For compounding pharmacies, the critical question is whether MOTS-c can appear on the FDA's list of bulk drug substances that can be used in compounding under Section 503B. As of May 2026, it does not appear on the list. The Endocrine Society and the American Association of Clinical Endocrinology (AACE) have not issued formal position statements on MOTS-c compounding, unlike their statements on testosterone and thyroid preparations (Endocrine Society) [13].

What Would It Take to Stabilize MOTS-c Supply?

Two paths could resolve the supply instability.

The first is a pharmaceutical company filing an IND for MOTS-c. This would require GLP toxicology studies, cGMP manufacturing validation, and Phase I safety data. Cost estimates for bringing a novel peptide through Phase I range from $15-30 million. Given that MOTS-c's composition of matter is not patentable (it is an endogenous human peptide), the commercial incentive for this investment is limited without a novel formulation or delivery mechanism that could support patent protection.
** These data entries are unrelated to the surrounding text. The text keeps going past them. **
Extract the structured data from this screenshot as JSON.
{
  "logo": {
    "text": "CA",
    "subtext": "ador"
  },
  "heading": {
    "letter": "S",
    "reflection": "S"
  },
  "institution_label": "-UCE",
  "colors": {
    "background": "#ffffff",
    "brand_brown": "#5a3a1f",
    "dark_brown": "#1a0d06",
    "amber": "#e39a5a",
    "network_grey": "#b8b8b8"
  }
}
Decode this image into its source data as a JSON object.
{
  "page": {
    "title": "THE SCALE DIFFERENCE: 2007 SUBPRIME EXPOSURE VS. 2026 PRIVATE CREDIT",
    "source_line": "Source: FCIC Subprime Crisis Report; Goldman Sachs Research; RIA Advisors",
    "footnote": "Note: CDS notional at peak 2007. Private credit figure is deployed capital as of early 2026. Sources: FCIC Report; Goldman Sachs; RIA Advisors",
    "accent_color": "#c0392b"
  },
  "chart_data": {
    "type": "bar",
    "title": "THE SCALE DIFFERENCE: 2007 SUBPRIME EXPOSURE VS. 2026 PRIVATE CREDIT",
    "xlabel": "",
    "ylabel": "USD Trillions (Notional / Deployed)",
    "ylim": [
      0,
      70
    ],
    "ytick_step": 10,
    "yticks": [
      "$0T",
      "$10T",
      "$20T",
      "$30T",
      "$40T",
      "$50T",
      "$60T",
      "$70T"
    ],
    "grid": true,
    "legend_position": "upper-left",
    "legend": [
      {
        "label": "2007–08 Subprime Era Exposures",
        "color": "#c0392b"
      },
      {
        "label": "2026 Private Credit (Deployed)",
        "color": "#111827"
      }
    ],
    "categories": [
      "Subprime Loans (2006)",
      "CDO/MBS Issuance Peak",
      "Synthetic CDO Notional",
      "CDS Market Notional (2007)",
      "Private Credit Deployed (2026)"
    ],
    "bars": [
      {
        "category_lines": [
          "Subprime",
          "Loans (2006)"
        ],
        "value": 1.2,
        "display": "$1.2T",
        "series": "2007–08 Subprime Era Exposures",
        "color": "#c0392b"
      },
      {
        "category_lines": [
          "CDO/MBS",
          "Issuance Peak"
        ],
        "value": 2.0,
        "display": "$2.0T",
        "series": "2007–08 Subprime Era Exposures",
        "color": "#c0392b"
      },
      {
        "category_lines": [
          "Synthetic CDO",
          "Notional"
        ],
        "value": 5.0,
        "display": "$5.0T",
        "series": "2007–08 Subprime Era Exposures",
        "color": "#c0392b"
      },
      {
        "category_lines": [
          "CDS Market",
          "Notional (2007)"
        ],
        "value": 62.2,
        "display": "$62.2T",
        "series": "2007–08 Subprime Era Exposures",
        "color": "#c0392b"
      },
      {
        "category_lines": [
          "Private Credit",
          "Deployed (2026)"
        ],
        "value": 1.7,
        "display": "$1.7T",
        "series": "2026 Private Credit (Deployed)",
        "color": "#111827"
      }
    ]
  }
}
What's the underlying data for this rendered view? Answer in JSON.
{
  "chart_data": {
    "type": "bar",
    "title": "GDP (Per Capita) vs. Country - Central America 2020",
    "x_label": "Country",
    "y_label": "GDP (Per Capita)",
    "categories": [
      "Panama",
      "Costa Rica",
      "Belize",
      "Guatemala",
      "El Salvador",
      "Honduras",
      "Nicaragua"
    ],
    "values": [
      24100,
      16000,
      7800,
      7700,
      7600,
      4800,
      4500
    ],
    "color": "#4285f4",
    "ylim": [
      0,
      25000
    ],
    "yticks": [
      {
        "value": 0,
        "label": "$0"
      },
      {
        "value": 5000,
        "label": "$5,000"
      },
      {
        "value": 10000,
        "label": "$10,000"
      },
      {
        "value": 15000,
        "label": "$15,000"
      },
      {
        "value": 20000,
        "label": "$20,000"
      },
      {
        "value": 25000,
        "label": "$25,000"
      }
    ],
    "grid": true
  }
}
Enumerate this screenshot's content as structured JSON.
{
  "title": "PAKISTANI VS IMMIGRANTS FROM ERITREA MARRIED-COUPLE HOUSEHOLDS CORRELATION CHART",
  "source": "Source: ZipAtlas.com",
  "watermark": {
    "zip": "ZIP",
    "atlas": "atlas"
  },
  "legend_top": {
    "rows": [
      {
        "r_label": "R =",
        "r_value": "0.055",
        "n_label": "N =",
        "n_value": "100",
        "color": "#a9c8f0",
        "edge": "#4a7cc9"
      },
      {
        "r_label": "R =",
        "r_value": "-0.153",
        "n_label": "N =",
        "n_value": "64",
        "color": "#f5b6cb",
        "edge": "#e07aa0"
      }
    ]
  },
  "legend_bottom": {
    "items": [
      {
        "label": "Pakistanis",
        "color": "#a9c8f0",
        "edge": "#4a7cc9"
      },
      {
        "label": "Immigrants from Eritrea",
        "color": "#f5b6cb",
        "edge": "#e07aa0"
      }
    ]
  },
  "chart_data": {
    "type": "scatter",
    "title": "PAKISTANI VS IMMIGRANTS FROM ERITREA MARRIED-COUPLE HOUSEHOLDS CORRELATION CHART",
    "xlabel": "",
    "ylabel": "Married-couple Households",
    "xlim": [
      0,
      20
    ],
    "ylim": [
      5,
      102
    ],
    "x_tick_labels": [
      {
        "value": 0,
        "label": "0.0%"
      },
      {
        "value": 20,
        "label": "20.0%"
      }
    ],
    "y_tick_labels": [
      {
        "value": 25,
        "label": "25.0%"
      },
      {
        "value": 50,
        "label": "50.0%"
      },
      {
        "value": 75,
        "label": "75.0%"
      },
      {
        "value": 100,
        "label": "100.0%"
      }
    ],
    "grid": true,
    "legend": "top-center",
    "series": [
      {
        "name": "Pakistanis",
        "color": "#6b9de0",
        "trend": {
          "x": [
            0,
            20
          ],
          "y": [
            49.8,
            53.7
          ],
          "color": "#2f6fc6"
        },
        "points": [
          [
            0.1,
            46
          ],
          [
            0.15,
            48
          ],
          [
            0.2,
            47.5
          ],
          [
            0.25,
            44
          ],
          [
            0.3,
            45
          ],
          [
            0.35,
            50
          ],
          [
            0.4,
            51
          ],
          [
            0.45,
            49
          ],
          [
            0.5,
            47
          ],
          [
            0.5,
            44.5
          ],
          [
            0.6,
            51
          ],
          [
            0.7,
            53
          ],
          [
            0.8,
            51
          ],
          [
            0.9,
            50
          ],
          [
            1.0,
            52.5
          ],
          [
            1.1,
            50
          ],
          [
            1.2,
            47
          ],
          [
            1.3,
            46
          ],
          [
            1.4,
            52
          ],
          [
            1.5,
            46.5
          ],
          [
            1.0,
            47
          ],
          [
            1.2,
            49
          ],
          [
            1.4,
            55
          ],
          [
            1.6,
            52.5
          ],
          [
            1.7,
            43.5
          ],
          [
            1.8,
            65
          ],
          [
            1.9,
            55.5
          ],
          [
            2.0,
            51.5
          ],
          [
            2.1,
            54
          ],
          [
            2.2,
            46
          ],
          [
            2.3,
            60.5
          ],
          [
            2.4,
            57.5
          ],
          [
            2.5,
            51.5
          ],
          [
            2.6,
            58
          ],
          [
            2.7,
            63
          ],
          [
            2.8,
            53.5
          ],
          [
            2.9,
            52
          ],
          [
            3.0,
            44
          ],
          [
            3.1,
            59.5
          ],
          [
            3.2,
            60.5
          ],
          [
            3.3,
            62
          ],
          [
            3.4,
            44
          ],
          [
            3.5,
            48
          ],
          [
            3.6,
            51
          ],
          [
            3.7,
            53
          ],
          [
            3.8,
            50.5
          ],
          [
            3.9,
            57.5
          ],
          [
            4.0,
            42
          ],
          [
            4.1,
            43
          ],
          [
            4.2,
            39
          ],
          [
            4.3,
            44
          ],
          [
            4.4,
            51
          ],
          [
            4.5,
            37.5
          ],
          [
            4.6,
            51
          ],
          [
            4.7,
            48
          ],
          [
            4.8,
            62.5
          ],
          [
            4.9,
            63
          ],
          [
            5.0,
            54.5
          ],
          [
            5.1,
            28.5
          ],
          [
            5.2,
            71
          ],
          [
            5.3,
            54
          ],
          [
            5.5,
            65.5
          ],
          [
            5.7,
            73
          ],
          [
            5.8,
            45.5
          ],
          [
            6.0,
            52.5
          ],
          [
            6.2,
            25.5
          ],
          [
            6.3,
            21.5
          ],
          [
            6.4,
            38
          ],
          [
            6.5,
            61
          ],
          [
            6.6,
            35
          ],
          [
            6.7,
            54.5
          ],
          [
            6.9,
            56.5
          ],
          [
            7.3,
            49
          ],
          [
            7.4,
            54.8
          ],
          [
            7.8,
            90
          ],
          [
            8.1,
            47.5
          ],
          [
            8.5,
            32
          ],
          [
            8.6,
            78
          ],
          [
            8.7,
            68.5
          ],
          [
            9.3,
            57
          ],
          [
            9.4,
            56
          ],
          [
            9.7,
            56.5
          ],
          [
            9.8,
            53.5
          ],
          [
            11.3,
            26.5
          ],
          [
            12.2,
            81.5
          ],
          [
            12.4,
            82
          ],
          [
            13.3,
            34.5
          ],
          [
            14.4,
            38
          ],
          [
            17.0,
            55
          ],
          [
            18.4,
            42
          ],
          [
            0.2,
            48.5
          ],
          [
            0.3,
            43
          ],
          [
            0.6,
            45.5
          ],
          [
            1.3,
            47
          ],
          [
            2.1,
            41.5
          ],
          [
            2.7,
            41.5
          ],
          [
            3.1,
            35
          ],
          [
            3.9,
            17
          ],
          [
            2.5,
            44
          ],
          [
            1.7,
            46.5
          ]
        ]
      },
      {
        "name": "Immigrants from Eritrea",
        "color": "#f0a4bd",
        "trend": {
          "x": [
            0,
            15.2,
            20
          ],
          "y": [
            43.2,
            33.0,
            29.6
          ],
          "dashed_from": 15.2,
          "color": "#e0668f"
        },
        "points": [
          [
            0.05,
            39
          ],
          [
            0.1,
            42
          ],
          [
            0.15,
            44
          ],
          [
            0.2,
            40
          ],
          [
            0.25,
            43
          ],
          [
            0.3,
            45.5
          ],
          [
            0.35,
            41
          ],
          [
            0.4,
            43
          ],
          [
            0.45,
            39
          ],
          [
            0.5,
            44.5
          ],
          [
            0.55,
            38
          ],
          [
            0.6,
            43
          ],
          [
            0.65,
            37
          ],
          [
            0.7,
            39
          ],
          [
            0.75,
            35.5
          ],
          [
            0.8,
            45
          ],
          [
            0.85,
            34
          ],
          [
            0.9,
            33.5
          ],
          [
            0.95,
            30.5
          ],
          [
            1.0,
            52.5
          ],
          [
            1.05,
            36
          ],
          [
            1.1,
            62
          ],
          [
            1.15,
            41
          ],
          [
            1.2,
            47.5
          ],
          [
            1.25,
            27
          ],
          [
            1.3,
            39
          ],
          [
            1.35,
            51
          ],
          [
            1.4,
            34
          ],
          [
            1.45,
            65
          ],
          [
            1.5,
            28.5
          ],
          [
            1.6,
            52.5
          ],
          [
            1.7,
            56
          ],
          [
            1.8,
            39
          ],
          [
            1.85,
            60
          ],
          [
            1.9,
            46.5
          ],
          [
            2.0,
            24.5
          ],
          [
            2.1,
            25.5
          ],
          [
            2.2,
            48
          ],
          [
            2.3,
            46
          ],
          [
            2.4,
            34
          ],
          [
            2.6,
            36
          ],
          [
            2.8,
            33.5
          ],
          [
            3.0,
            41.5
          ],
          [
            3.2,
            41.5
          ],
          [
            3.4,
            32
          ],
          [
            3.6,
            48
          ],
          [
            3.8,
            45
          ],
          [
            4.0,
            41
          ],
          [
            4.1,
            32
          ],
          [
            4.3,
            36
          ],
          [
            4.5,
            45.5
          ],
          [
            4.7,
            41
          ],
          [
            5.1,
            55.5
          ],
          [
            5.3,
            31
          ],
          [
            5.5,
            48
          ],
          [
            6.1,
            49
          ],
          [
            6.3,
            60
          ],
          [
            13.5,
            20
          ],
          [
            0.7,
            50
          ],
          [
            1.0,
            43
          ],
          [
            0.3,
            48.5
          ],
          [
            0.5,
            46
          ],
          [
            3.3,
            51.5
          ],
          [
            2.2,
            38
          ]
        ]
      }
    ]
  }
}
The second path is FDA inclusion of MOTS-c on the 503B bulks list through the Pharmacy Compounding Advisory Committee process. This would require a nominating party to submit safety data, a rationale for compounding, and evidence that the substance can be reliably manufactured. The committee has reviewed approximately 30 peptide substances since 2020, approving some (like glutathione) and declining others (like certain growth hormone secretagogues) [7].

Until one of these pathways advances, MOTS-c supply will remain dependent on research-grade and gray-market vendors, with quality and availability subject to regulatory enforcement cycles and upstream reagent availability. Clinicians considering MOTS-c for research protocols should verify third-party analytical testing (HPLC, MS, endotoxin) on every batch received, and should not assume that a CoA from the vendor reflects the actual contents of the vial.